There are numerous benefits to drawing this data together to create a single view of debt solution, namely offsetting credits from system A to system B;
– why refund a large credit on Council Tax when the same person owes a fortune to Housing, having an approach that if a citizen wants service B from you that they should at least pay the debt for service A they had a while ago
– why continue to compound the debt by allowing more and more debt to accrue, identifying cases for joint action that have overall debts above say the Insolvency Action thresholds, issuing cases to enforcement agents at the same time
– why send the Bailiff to enforce Council Tax one day and two months later send the Bailiff back to the same address to enforce a Parking Fine.
With Customer Contact Centres operated by a number of Authorities surely it would seem wise to at least understand exactly what the person in front of you owes the Authority as a whole rather than just looking into discussing the issue they have brought to you.
How can this be achieved? The key is to draw together the information held in the separate databases into a single solution. Whilst there may well be no common reference that simply links debt A to debt B there are elements within the individual debt systems that can at least be analysed to accommodate the ‘missing link’

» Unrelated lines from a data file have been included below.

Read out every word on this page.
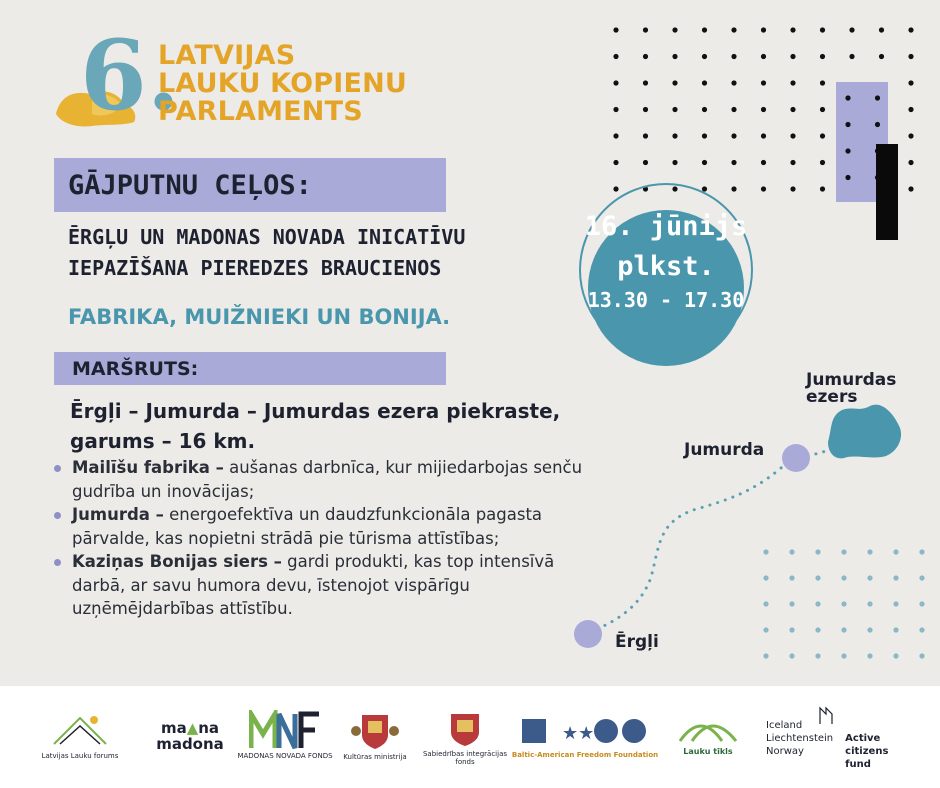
6.
LATVIJAS
LAUKU KOPIENU
PARLAMENTS
GĀJPUTNU CEĻOS:
ĒRGĻU UN MADONAS NOVADA INICATĪVU
IEPAZĪŠANA PIEREDZES BRAUCIENOS
FABRIKA, MUIŽNIEKI UN BONIJA.
MARŠRUTS:
Ērgļi – Jumurda – Jumurdas ezera piekraste,
garums – 16 km.
Mailīšu fabrika – aušanas darbnīca, kur mijiedarbojas senču gudrība un inovācijas;
Jumurda – energoefektīva un daudzfunkcionāla pagasta pārvalde, kas nopietni strādā pie tūrisma attīstības;
Kaziņas Bonijas siers – gardi produkti, kas top intensīvā darbā, ar savu humora devu, īstenojot vispārīgu uzņēmējdarbības attīstību.
16. jūnijs
plkst.
13.30 - 17.30
Jumurdas
ezers
Jumurda
Ērgļi
Latvijas Lauku forums
ma▲na
madona
MADONAS NOVADA FONDS Kultūras ministrija Sabiedrības integrācijas
fonds
★★
Baltic-American Freedom Foundation	Lauku tīkls
Iceland
Liechtenstein
Norway
Active
citizens fund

To make such a system useful there seems little point in undertaking a one off exercise to draw together the information and to create the dreaded snapshot of debt at a point in time. Why, well as soon as this is produced the data is out of date and what use is an out of date report to those staff on the front line? A more sensible and useful solution is to have a solution that draws together the data daily.
Yes there would still be the issue of what to do when a customer makes an offering when they owe more than one debt and Authorities would need to draw such rules together. I do however hold the view that the first step should be to at least understand where the debt lies. As after all creating such a data set and using the information correctly should lead to a more joined up approach to debt collection, which in turn should lead to an increase in collection.